Le texte 6.PF fait remarquer que la recherche dans le domaine de la médiation culturelle est un phénomène plutôt récent. Ce n’est que ces quinze dernières années que se sont intensifiés les efforts pour analyser, au travers de la recherche, la pratique actuelle et pour écrire une histoire nuancée de la médiation culturelle. Alors que les métiers de la pédagogie se montrent traditionnellement plutôt sceptiques envers la théorie (Patry 2005), à l’heure actuelle, un nombre croissant d’acteurs_trices de la médiation culturelle s’intéresse aux suggestions, aux réflexions conceptuelles et au développement d’une argumentation de base aptes à structurer et à légitimer leur pratique. En 2012 par exemple, un salon de la médiation culturelle a été créé en Autriche, le  ««Salon Kulturvermittlung: Eine virtuelle Diskussion zu theoretischen Grundlagen der Kulturvermittlung in Österreich».
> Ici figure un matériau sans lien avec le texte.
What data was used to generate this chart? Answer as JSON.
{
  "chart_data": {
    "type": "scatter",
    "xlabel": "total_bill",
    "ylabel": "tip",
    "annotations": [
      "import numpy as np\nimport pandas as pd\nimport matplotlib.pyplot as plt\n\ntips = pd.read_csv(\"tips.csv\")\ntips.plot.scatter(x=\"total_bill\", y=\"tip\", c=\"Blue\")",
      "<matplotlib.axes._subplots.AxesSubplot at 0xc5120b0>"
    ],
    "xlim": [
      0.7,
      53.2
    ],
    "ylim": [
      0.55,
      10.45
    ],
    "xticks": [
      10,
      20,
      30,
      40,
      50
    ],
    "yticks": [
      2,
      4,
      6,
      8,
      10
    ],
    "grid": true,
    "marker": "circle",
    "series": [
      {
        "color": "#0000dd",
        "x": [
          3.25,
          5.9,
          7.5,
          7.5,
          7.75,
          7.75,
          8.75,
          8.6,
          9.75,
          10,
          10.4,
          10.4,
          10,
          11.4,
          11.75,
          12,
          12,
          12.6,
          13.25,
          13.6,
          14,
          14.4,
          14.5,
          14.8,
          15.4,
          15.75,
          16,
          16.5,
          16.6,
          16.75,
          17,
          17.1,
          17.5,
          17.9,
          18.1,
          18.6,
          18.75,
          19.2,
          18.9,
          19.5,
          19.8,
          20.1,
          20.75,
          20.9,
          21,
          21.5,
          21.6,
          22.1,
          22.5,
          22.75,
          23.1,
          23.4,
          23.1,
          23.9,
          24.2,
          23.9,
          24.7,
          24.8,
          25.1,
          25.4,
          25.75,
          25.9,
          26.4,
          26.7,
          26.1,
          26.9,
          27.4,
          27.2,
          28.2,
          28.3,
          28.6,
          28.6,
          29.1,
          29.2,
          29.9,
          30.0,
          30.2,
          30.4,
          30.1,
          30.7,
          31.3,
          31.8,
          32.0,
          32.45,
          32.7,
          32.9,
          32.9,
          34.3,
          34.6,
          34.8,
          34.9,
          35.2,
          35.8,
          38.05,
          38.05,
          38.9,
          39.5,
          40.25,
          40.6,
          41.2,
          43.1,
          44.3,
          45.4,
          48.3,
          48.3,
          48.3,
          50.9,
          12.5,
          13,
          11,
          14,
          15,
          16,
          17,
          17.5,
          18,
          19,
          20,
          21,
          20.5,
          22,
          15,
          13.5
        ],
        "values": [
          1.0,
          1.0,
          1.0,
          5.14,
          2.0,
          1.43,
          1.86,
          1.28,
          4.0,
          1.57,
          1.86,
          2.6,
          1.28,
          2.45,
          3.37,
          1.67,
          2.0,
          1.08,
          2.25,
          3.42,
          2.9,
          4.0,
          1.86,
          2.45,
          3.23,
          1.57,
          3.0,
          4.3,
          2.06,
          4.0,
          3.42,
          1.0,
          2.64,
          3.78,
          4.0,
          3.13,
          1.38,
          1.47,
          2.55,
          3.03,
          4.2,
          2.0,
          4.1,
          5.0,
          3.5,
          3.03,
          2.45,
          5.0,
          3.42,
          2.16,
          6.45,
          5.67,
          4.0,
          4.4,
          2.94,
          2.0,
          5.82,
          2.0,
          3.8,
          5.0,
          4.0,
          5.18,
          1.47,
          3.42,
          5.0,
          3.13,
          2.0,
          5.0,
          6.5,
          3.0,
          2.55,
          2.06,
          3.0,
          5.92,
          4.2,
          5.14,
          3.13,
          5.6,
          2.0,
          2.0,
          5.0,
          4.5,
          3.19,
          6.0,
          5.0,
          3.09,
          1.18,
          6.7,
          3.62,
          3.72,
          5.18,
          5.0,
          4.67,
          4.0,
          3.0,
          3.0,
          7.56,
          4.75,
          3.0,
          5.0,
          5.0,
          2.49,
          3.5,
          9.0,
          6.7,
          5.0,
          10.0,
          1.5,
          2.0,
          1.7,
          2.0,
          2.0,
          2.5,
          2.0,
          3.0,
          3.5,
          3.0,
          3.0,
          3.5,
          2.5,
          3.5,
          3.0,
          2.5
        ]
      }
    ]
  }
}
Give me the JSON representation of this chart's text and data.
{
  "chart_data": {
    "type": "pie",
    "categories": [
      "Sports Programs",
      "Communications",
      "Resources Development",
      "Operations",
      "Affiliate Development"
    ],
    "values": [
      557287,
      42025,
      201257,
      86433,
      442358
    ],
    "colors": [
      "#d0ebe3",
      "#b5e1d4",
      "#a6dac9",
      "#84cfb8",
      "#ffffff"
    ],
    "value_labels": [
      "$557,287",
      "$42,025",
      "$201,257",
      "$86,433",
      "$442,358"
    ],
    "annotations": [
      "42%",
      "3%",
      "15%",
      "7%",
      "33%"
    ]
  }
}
Le  texte 7.5 a déjà évoqué les contradictions qui existent entre l’obligation de se légitimer et une posture d’ouverture face aux résultats que préconise la recherche en médiation culturelle. C’est la perspective que nous adoptons dans les lignes qui suivent pour décrire plus en détail ce champ de recherche.

«L’orientation vers le public» est devenue, sur le plan international, une notion-clé dans les débats sur la viabilité des institutions culturelles qui bénéficient de subventions publiques. Ainsi, au début du XXIe siècle, David Anderson (à l’époque directeur de la division médiation du Victoria and Albert Museum de Londres et aujourd’hui directeur général des musées d’Etat du Pays de Galles) expliquait que le musée, traditionnellement centré sur l’objet (object focused), effectuait un glissement et se centrait maintenant «sur l’usager_gère» (user focused) ( Anderson 2000). A cela répondent certaines prises de position actuelles de la gestion culturelle dans l’espace germanophone, qui cherche par exemple à se positionner «entre éducation culturelle et marketing culturel» (Mandel 2005) et s’intéresse à la médiation de l’art et de la culture (Kittlausz, Pauleit 2006). L’idée d’une orientation vers le public se double d’une conception des institutions culturelles comme des lieux sociaux d’apprentissage qui, contrairement aux écoles primaires et universitaires, en viennent à représenter le lieu idéal pour un «apprentissage autonome tout au long de la vie» (John, Dauschek 2008), un lieu qui entraînerait automatiquement des effets de transfert positifs sur la motivation personnelle et le comportement social. C’est sur cette conception que se focalise une grande partie des recherches actuelles en médiation culturelle. Car, comme le sous-entend la citation au début de ce texte, plus le financement public des institutions est lié à une légitimation par des effets de transfert et de formation, plus il devient urgent de prouver ces effets. Un autre axe de la recherche se concentre sur la justification et l’encouragement de la  fonction reproductive de la médiation culturelle. Ces recherches se portent surtout sur l’évaluation des effets de formation induits par les projets de médiation sur les participant_e_s ou l’examen d’expositions, de lieux de représentation et d’infrastructures en fonction des usages qu’en font les visiteurs_euses. Ces analyses ont pour but d’optimiser cet usage et de gagner de nouveaux publics (voir, à titre d’exemple dans le domaine muséal, les offres du groupe de travail pour une recherche éducative empirique  Arbeitsgruppe für empirische Bildungsforschung.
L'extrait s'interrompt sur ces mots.